Where you spend eternity is dependent on what you do with Jesus Christ while on this earth.

The final point in Peter’s sermon to this group gathered by Cornelius is that Jesus Christ is the source of God’s complete and final forgiveness of our sins. 

Peter presents Jesus Christ as the only source of God’s forgiveness for our sins.  Today, you can meet Jesus as the forgiver of all your sins.  Peter starts the sermon by showing that Jesus is the Peacemaker and he ends the sermon by introducing Jesus as the Peacemaker.  By God’s grace, we all can receive salvation by faith through Jesus Christ.  Because of our belief,  we were given the authority to become the sons of God.  This trust will result in us being clothed with the righteousness of Christ, and becoming a son of God.  We receive an inheritance and the indwelling presence of the Holy Spirit.  He uses us as His instrument, doing good works by the power of the Holy Spirit.  We can overcome Satan, self, and sin through the power given us through the Holy Spirit.  Our sins are forever blotting out, covered by the blood of Jesus and removed from us forever.
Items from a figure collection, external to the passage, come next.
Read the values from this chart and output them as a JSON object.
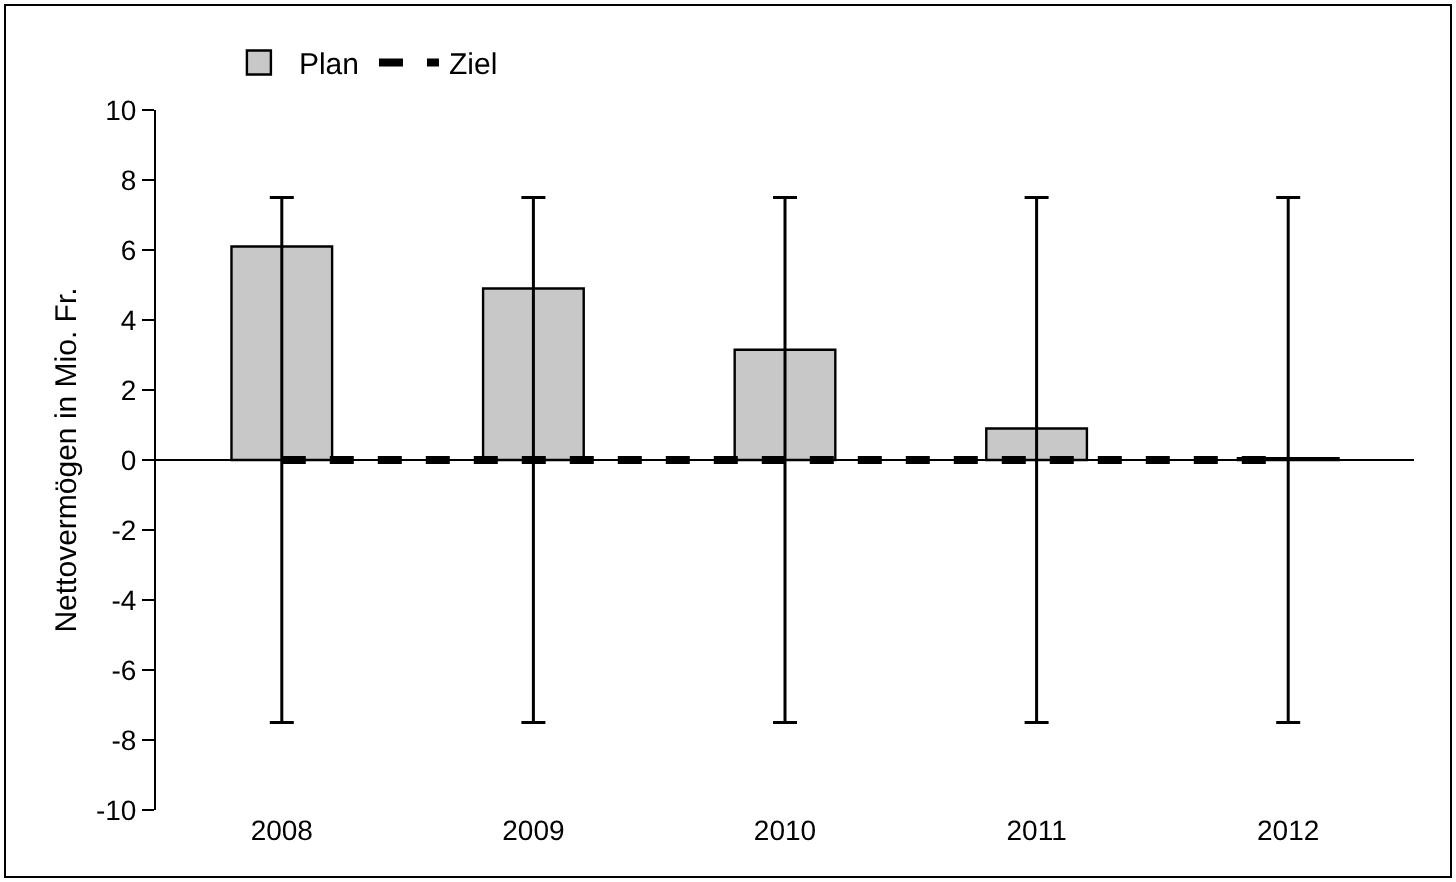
{
  "chart_data": {
    "type": "bar",
    "ylabel": "Nettovermögen in Mio. Fr.",
    "categories": [
      "2008",
      "2009",
      "2010",
      "2011",
      "2012"
    ],
    "series": [
      {
        "name": "Plan",
        "color": "#c8c8c8",
        "values": [
          6.1,
          4.9,
          3.15,
          0.9,
          0.05
        ],
        "errors": [
          [
            -7.5,
            7.5
          ],
          [
            -7.5,
            7.5
          ],
          [
            -7.5,
            7.5
          ],
          [
            -7.5,
            7.5
          ],
          [
            -7.5,
            7.5
          ]
        ]
      },
      {
        "name": "Ziel",
        "type": "line",
        "color": "#000000",
        "line_style": "dashed",
        "values": [
          0,
          0,
          0,
          0,
          0
        ]
      }
    ],
    "ylim": [
      -10,
      10
    ],
    "yticks": [
      -10,
      -8,
      -6,
      -4,
      -2,
      0,
      2,
      4,
      6,
      8,
      10
    ],
    "grid": false,
    "legend": "top left",
    "marker": "none"
  }
}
The final five verses tell us the results of Peter proclamation.

  1.  The Holy Ghost came upon them.
  2. Jewish Christians were amazed, because Gentiles Christians were being added to the church as equals with them.
  3. The Gentile Christians demonstrated the presence and power of the Holy Spirit in the same way that the Jewish Christians did in Acts 2, magnifying God.
  4. The Gentile Christians were baptized with the same baptism as the Jewish believers.
  5. The Gentile Christians were obedient and asked Paul to stay, so they could be taught and grow.